Ready For an Environmentally-Friendly Home? Check Out These Popular Design Elements
by Dylan Snyder REALTOR®
The Snyder Group at Keller Williams Realty
Homeowners and homebuyers are increasingly interested in design elements that may serve to help the environment and reduce energy costs. From site location to reduction in energy consumption, small and large changes can make for more comfortable living and take into account the values of occupants. Environmentally friendly design can begin prior to construction or be retrofitted into existing homes by licensed professionals.
Choice of Site
Those looking to build a home or make changes to an existing home may need to know more about the aspects of a site itself. Individuals who want to incorporate a solar panel system for clean energy need to have enough light to make this a practical option. Not every home can benefit from this reliable source of clean energy. The space itself should inspire and suit changing needs. Property owners may want to include gardens and have a measure of privacy when building on a parcel. Taking the time to find the right site for a property can add to long-term enjoyment and beautifully frame a home.
Positioning a Home
For a number of reasons, designers and homeowners need to consider the position of a house on a property. Positioning can affect the amount of natural light and the amount of heating or cooling required keeping occupants comfortable. Changes of positioning may be required for those living in hot climates, such as having large windows located on the north side of a home. Smaller windows would be used on the southern side. The reverse would be true for those living in cooler climates. Positioning a home properly can support passive design elements, which can keep maintenance, cooling and heating costs lower over the lifetime of owning a home.
Selecting Green Materials
There are many ways to make a home more environmentally friendly. Mild steel and aluminum has replaced wood as the primary material used in green homes. In addition, contractors and homeowners can utilize glass, bricks, ceramics and cement during construction or when making upgrades. Individuals may also recycle materials when building. This can keep useful materials out of landfills and reduce the need for additional materials to be manufactured and transported to a site. Homeowners often choose options such as non-toxic paint and LED lighting, along with repurposing and reusing aluminum, tiles, glass and other materials, when renovating a home or designing a green home.

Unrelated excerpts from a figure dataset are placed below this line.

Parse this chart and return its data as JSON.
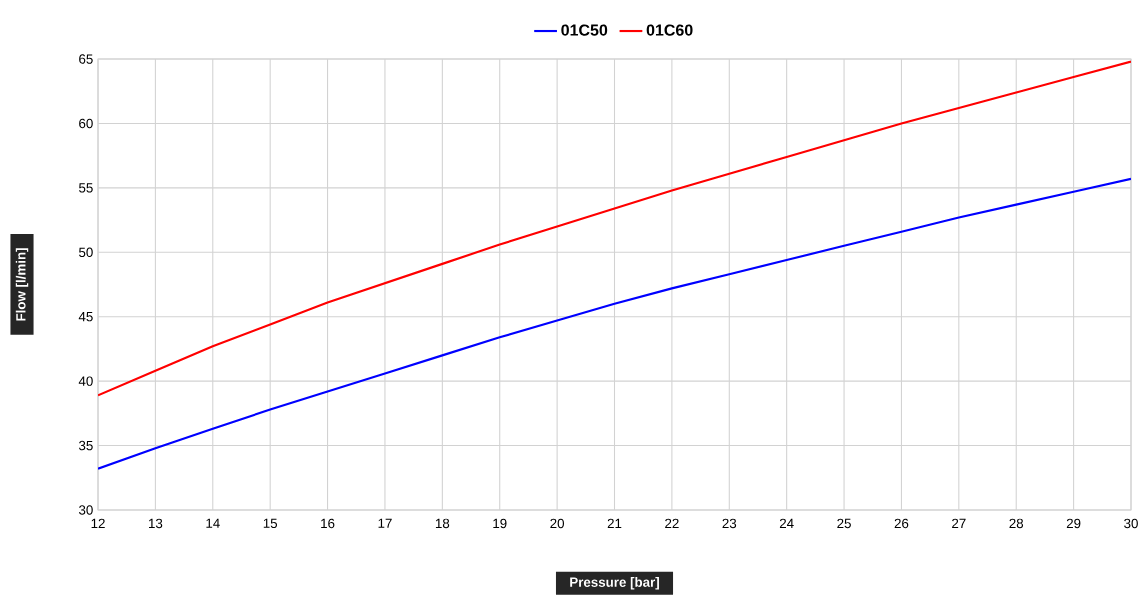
{
  "chart_data": {
    "type": "line",
    "xlabel": "Pressure [bar]",
    "ylabel": "Flow [l/min]",
    "x": [
      12,
      13,
      14,
      15,
      16,
      17,
      18,
      19,
      20,
      21,
      22,
      23,
      24,
      25,
      26,
      27,
      28,
      29,
      30
    ],
    "series": [
      {
        "name": "01C50",
        "color": "#0000ff",
        "values": [
          33.2,
          34.8,
          36.3,
          37.8,
          39.2,
          40.6,
          42.0,
          43.4,
          44.7,
          46.0,
          47.2,
          48.3,
          49.4,
          50.5,
          51.6,
          52.7,
          53.7,
          54.7,
          55.7
        ]
      },
      {
        "name": "01C60",
        "color": "#ff0000",
        "values": [
          38.9,
          40.8,
          42.7,
          44.4,
          46.1,
          47.6,
          49.1,
          50.6,
          52.0,
          53.4,
          54.8,
          56.1,
          57.4,
          58.7,
          60.0,
          61.2,
          62.4,
          63.6,
          64.8
        ]
      }
    ],
    "xlim": [
      12,
      30
    ],
    "xticks": [
      12,
      13,
      14,
      15,
      16,
      17,
      18,
      19,
      20,
      21,
      22,
      23,
      24,
      25,
      26,
      27,
      28,
      29,
      30
    ],
    "ylim": [
      30,
      65
    ],
    "yticks": [
      30,
      35,
      40,
      45,
      50,
      55,
      60,
      65
    ],
    "grid": true,
    "legend": "top"
  }
}
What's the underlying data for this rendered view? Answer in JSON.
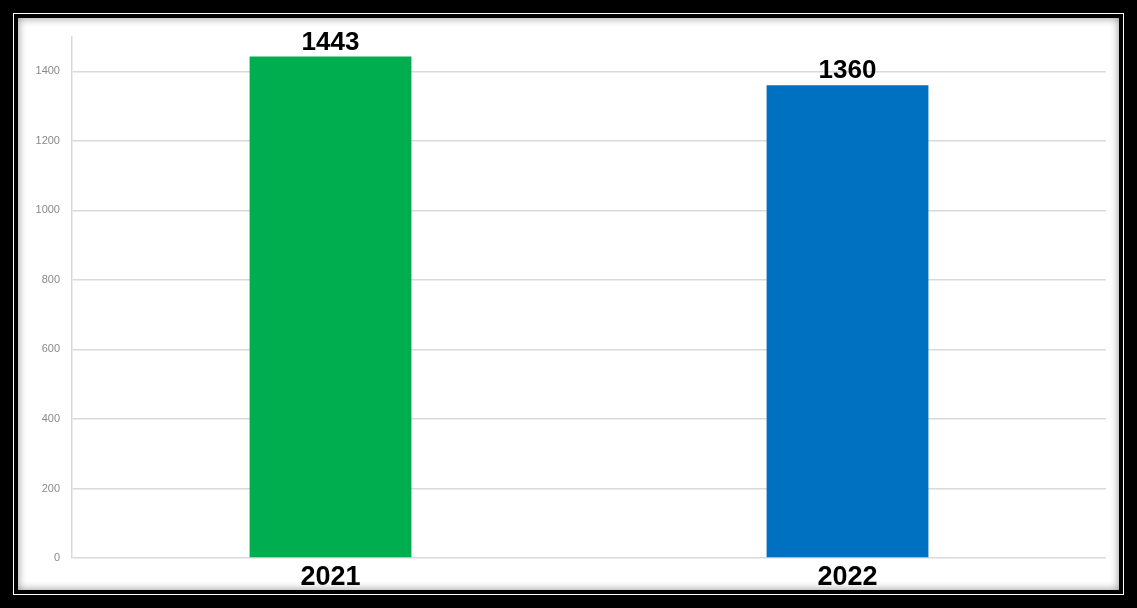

Choosing certain materials can help homeowners reduce energy bills and more. Natural and fabricated brick can is useful in absorbing solar heat. Brick made up of specific materials may have lower water absorption and be fire-resistant. Homeowners looking for a durable and low-maintenance material for their walls may opt to include ceramic. Available flooring options that are eco-friendly include bamboo and laminated wood. However, there are a range of natural and durable materials, such as granite and terrazzo, which are appealing choices for flooring in a green home. Materials can help protect occupants from fire, reduce maintenance requirements and keep a home warmer or cooler as needed.
Designing & Layout
Potential homebuyers desire an open layout. Choosing an open layout can decrease construction costs, while improving ventilation and light in a home. Many homeowners appreciate the natural light illuminating a home with an open layout. Another benefit is being able to rearrange furniture easily for changing purposes.
Going with Clean Energy
Solar energy panels can be seen on homes in many communities across the United States and in other countries. Those homeowners that invest in solar panels can have a consistent energy source and not be subject to issues that may occur from being tied to a local utility system, thus cutting down on one’s carbon footprint. Proper placement is needed to make sure that enough solar energy is generated from the installed system. It is possible to lease or purchase a solar panel system, making clean energy more accessible for the average homeowner.
Always Test Before Big Renovations
Those who are looking to make updates on an existing home would do well to perform environmental testing prior to the start of a major project, as well as after the work is complete to ensure the home is safe. Lead, mold and asbestos are only a few issues that homeowners may need to contend with and it is best for homeowners to prepare for such challenges in order to reduce their exposure to harmful organisms or materials.